Para que servem as bolas laranjas nos cabos de energia e por que elas são tão importantes (também para os pássaros)?

Cabos de eletricidade. Aves.
ELECTRICIDAD

MADRID 6 set. (EUROPA PRESS) -

Nas estradas, em áreas rurais e em áreas próximas a aeroportos, as esferas laranja, vermelhas ou brancas penduradas em cabos de alta tensão cumprem uma função essencial de segurança aérea e proteção ambiental. Seu objetivo não é decorativo, mas preventivo: evitar colisões com aeronaves que voam baixo, como helicópteros de resgate, aeronaves agrícolas, balões de ar quente ou aeronaves leves.

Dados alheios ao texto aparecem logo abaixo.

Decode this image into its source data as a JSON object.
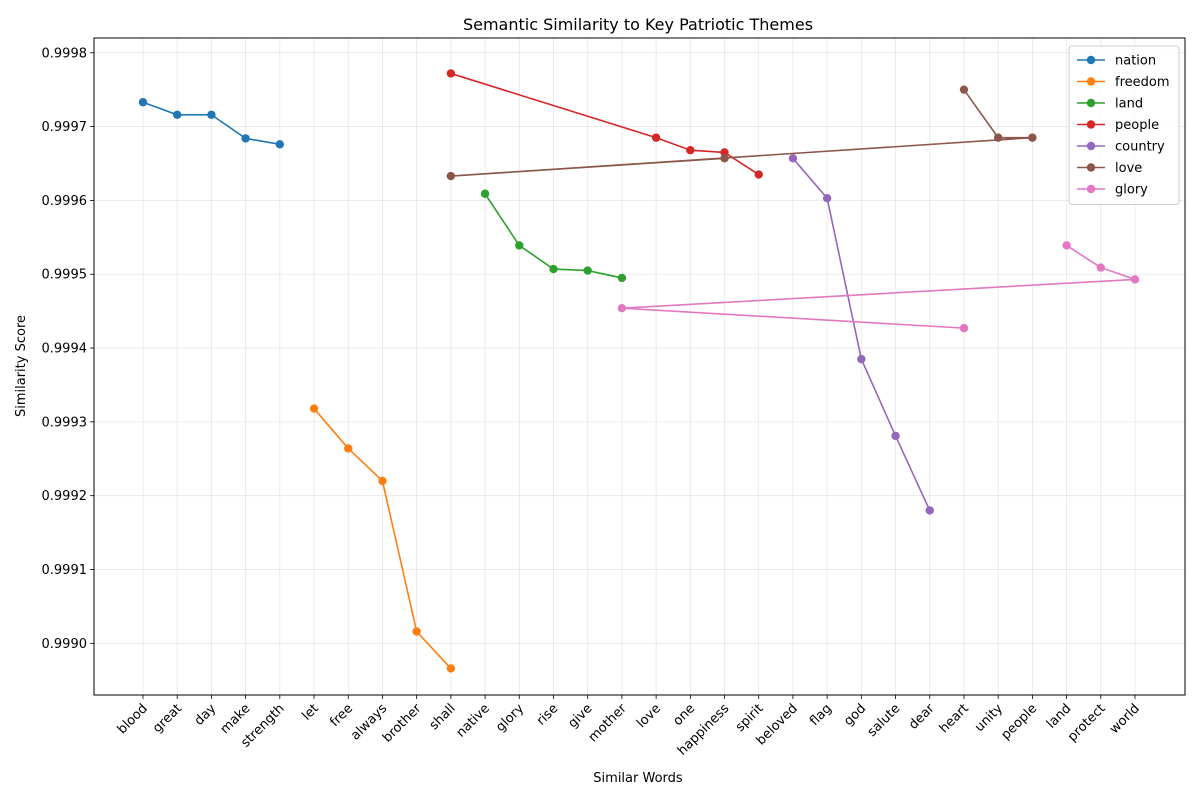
{
  "chart_data": {
    "type": "line",
    "title": "Semantic Similarity to Key Patriotic Themes",
    "xlabel": "Similar Words",
    "ylabel": "Similarity Score",
    "categories": [
      "blood",
      "great",
      "day",
      "make",
      "strength",
      "let",
      "free",
      "always",
      "brother",
      "shall",
      "native",
      "glory",
      "rise",
      "give",
      "mother",
      "love",
      "one",
      "happiness",
      "spirit",
      "beloved",
      "flag",
      "god",
      "salute",
      "dear",
      "heart",
      "unity",
      "people",
      "land",
      "protect",
      "world"
    ],
    "ylim": [
      0.99893,
      0.99982
    ],
    "yticks": [
      0.999,
      0.9991,
      0.9992,
      0.9993,
      0.9994,
      0.9995,
      0.9996,
      0.9997,
      0.9998
    ],
    "ytick_labels": [
      "0.9990",
      "0.9991",
      "0.9992",
      "0.9993",
      "0.9994",
      "0.9995",
      "0.9996",
      "0.9997",
      "0.9998"
    ],
    "grid": true,
    "legend_position": "top-right",
    "series": [
      {
        "name": "nation",
        "color": "#1f77b4",
        "points": [
          {
            "x": "blood",
            "y": 0.999733
          },
          {
            "x": "great",
            "y": 0.999716
          },
          {
            "x": "day",
            "y": 0.999716
          },
          {
            "x": "make",
            "y": 0.999684
          },
          {
            "x": "strength",
            "y": 0.999676
          }
        ]
      },
      {
        "name": "freedom",
        "color": "#ff7f0e",
        "points": [
          {
            "x": "let",
            "y": 0.999318
          },
          {
            "x": "free",
            "y": 0.999264
          },
          {
            "x": "always",
            "y": 0.99922
          },
          {
            "x": "brother",
            "y": 0.999016
          },
          {
            "x": "shall",
            "y": 0.998966
          }
        ]
      },
      {
        "name": "land",
        "color": "#2ca02c",
        "points": [
          {
            "x": "native",
            "y": 0.999609
          },
          {
            "x": "glory",
            "y": 0.999539
          },
          {
            "x": "rise",
            "y": 0.999507
          },
          {
            "x": "give",
            "y": 0.999505
          },
          {
            "x": "mother",
            "y": 0.999495
          }
        ]
      },
      {
        "name": "people",
        "color": "#d62728",
        "points": [
          {
            "x": "shall",
            "y": 0.999772
          },
          {
            "x": "love",
            "y": 0.999685
          },
          {
            "x": "one",
            "y": 0.999668
          },
          {
            "x": "happiness",
            "y": 0.999665
          },
          {
            "x": "spirit",
            "y": 0.999635
          }
        ]
      },
      {
        "name": "country",
        "color": "#9467bd",
        "points": [
          {
            "x": "beloved",
            "y": 0.999657
          },
          {
            "x": "flag",
            "y": 0.999603
          },
          {
            "x": "god",
            "y": 0.999385
          },
          {
            "x": "salute",
            "y": 0.999281
          },
          {
            "x": "dear",
            "y": 0.99918
          }
        ]
      },
      {
        "name": "love",
        "color": "#8c564b",
        "points": [
          {
            "x": "heart",
            "y": 0.99975
          },
          {
            "x": "unity",
            "y": 0.999685
          },
          {
            "x": "people",
            "y": 0.999685
          },
          {
            "x": "shall",
            "y": 0.999633
          },
          {
            "x": "happiness",
            "y": 0.999657
          }
        ]
      },
      {
        "name": "glory",
        "color": "#e377c2",
        "points": [
          {
            "x": "land",
            "y": 0.999539
          },
          {
            "x": "protect",
            "y": 0.999509
          },
          {
            "x": "world",
            "y": 0.999493
          },
          {
            "x": "mother",
            "y": 0.999454
          },
          {
            "x": "heart",
            "y": 0.999427
          }
        ]
      }
    ]
  }
}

De acordo com a Agência Espanhola de Segurança da Aviação (AESA), a instalação desses sinalizadores visuais esféricos é obrigatória em pontos estratégicos definidos pelo risco de colisão. Os fios suspensos são praticamente invisíveis do ar em condições de baixa visibilidade, e esses sinalizadores melhoram sua identificação à distância. A regulamentação espanhola, baseada no Anexo 14 da ICAO e no Regulamento (UE) 139/2014, estabelece requisitos para garantir a segurança de pilotos e passageiros em áreas críticas.

REGULAMENTOS PARA MARCAÇÃO AÉREA

De acordo com o Decreto Real 223/2008 publicado no BOE e o Guia AESA para marcação e iluminação de obstáculos, a colocação de balizas esféricas é obrigatória em áreas onde linhas de energia, cabos ou estruturas possam interferir na navegação aérea. Isso inclui travessias sobre vales, rios, reservatórios, estradas, áreas montanhosas e perto de aeroportos. Além disso, o Decreto Real 862/2009 estabelece que qualquer instalação localizada em áreas protegidas por servidões aeronáuticas deve ter sinalização visível a longas distâncias.

O diâmetro dos sinalizadores varia entre 60 e 90 centímetros, com um peso aproximado de 5 a 7 quilos, o que permite que sejam instalados sem comprometer a estabilidade dos cabos. Para garantir a máxima visibilidade, são usadas cores aprovadas pela aviação: laranja, vermelho e branco. A distância máxima entre as esferas é de 60 metros, sendo reduzida para 30 metros em áreas de alto risco, como aproximações de pistas de pouso ou rotas aéreas frequentes, de acordo com as especificações da EASA.

Os materiais utilizados, como polietileno de alta densidade ou poliéster reforçado com fibra de vidro, estão em conformidade com os requisitos do BOE e foram projetados para resistir à radiação solar, ao vento, à chuva e às mudanças bruscas de temperatura.

PROTEÇÃO DA VIDA SELVAGEM E REGIME DE SANÇÕES

Além de seu papel na segurança das aeronaves, esses faróis também contribuem para a conservação de espécies protegidas. De acordo com o Decreto Real 1432/2008, as colisões de pássaros com linhas elétricas representam uma das principais causas de mortalidade não natural. Para reduzir o impacto ambiental, dispositivos complementares, como desviadores de voo ou protetores de pássaros, são usados para aumentar a visibilidade das linhas elétricas e promover a preservação da biodiversidade.

O não cumprimento das obrigações estabelecidas no Decreto Real 223/2008 e na Lei da Indústria 21/1992 pode levar a penalidades financeiras significativas, que variam de acordo com a gravidade e podem ultrapassar 600.000 euros em casos particularmente críticos. As normas exigem que os proprietários de linhas elétricas mantenham os sinalizadores em condições adequadas, realizem inspeções periódicas e comuniquem qualquer incidente, seguindo os protocolos estabelecidos pela AESA e pelas comunidades autônomas.